Excision of Dupuytren’s disease can be a fine and complex operation. The disease consists of thickened fibrous tissue in the palm of the hand. The strips of fibrous tissue contract to form tight cords. If these span across the joints, they can cause contractions of the joints and prevent extension.
The degree of severity is quite variable. The little and ring fingers are more commonly affected, however it can affect any digit. The surgical approach to Dupuyren’s disease involves, most commonly, an excision of the diseased tissue.
One of the difficulties with Dupuytren’s excision is that the diseased tissue often wraps around the digital nerves running to the fingers.
A large portion of the operation is spent identifying the digital nerves and dissecting these free from the intertwining diseased tissue. This has to be carried out slowly and methodically.
Procedure
The procedure is best performed under a general anaesthetic. A tourniquet is applied to the arm. This prevents blood flow in and out of the arm and ensures that the operative zone is dry. This makes it easier to identify and visualise the deeper structures in the hand.
An incision is made over the top of the Dupuytren’s cord, extending for the full length of the diseased tissue. The skin flaps are very gently elevated. Often the diseased tissue is very close to the surface and the skin flaps may be quite thin.
Once the digital nerves have been identified and protected, the diseased tissue is gradually removed. In some cases, this may necessitate extending the incision along the length of the finger to ensure that all of the joints are fully released.
In most cases, the joints will free up and can be stretched into extension. In some cases however where the fingers have been very contracted for a prolonged period, a full release of the joints may be required. This may involve freeing up some of the supporting tissues around the joint that may have become contracted over time.
Once the diseased tissue has been excised and the joints freed, the next stage is skin closure. If the fingers have been flexed for a prolonged time, the skin may be tight and difficult to close. In most cases, small rotational flaps of skin are elevated and rotated to allow the skin closure.
This results in a zigzag appearance to the scar but allows the use of neighbouring skin tissue to assist in the closure of the wounds. The zigzag scarring also reduces the risk of further contraction occurring as the scar matures.
Local anaesthetic is injected to provide good pain relief in the early post-operative phase. The wounds are closed with either absorbable sutures or on some occasions nylon sutures.

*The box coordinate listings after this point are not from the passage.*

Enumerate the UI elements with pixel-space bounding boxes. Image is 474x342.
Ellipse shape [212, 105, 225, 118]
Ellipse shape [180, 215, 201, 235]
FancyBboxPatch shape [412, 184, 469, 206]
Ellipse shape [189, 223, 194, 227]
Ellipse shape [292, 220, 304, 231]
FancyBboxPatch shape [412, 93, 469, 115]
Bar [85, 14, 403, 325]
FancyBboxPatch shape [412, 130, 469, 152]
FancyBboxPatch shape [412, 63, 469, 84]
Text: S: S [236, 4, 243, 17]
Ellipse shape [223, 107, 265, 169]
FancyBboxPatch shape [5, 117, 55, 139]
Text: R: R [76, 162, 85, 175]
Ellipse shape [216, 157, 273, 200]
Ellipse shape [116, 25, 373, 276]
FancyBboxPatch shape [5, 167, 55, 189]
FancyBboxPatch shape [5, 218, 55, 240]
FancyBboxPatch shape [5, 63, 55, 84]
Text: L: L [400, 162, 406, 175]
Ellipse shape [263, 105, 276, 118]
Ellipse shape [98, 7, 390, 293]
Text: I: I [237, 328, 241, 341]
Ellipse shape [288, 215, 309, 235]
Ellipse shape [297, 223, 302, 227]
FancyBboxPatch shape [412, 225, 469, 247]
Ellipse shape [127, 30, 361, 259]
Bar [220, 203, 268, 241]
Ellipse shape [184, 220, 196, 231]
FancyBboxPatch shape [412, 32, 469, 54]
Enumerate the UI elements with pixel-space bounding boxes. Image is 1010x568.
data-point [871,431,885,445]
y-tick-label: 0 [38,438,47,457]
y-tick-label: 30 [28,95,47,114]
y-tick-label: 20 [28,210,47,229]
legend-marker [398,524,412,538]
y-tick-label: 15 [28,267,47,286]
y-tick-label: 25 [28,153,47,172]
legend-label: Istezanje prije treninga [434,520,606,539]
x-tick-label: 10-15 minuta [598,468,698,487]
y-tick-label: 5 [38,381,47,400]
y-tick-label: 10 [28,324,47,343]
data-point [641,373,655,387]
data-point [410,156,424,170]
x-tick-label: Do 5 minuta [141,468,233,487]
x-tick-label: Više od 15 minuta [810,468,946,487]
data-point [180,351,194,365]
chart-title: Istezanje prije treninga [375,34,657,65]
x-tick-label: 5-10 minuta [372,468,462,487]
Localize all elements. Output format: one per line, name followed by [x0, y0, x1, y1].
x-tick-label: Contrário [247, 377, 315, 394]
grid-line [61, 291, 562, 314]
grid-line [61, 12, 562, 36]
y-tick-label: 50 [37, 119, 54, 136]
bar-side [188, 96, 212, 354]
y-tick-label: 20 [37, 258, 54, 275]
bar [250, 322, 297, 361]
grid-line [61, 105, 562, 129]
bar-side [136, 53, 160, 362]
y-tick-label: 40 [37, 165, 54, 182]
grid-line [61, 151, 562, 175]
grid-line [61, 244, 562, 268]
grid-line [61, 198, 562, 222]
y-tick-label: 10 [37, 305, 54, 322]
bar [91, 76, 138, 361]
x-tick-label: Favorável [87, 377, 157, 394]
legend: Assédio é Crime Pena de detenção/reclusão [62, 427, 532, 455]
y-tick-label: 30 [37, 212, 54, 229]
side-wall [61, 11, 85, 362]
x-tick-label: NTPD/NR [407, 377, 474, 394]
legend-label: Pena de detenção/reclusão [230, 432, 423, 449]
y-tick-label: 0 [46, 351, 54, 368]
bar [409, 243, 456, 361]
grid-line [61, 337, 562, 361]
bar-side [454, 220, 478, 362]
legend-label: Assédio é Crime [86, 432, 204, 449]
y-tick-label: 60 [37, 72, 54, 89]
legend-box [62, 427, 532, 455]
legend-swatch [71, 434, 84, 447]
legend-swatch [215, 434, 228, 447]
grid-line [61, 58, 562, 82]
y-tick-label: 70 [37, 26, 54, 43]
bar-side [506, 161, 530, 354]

The hand is placed in a plaster of Paris splint to provide support. Most patients remain in hospital overnight for elevation and pain relief if needed.
Post-operative Care
The wounds are kept clean and dry for the first two weeks. At that stage, the dressings are taken down and if necessary, sutures are removed. It is still very common for the hand to feel quite tender and there may be some stiffness with finger movement.
In some cases, hand therapy may be required to work on regaining the range of movement. The scars continue to mature over the next few weeks. Patients who are involved with desk based duties, such as typing or administrative work, may be able to return to work within the first 2-4 weeks after surgery.
Patients who rely on their hands for heavier activities will still be restricted for at least the first 4-6 weeks after surgery.
Risks
All operations carry an element of risk. There is potential for nausea and vomiting in relation to the anaesthetic and some patients may be sensitive to certain types of analgesia. As with all open approaches, there is the potential for skin bacteria to cause wound infections.
As mentioned, a lot of time is spent carefully dissecting the digital nerves free from diseased tissue. This may result in some bruising or swelling around the digital nerves which can result in temporary altered quality of sensation. This usually resolves over a few weeks but on occasions, patients may have some persisting decreased quality of sensation.
Occasionally some of the skin flaps may have difficulty healing, especially if the flaps are very thin or the skin is of poor quality. In patients who have had significant contractions of the fingers before they get to surgery, the joints may still have some residual stiffness and there is a risk of further scar formation causing tightness.
Dupuytren’s disease always carries a risk of recurrence. This is more pronounced in patients who present at a younger age and in those with more rapidly progressive disease. There is always the possibility of the disease recurring over time.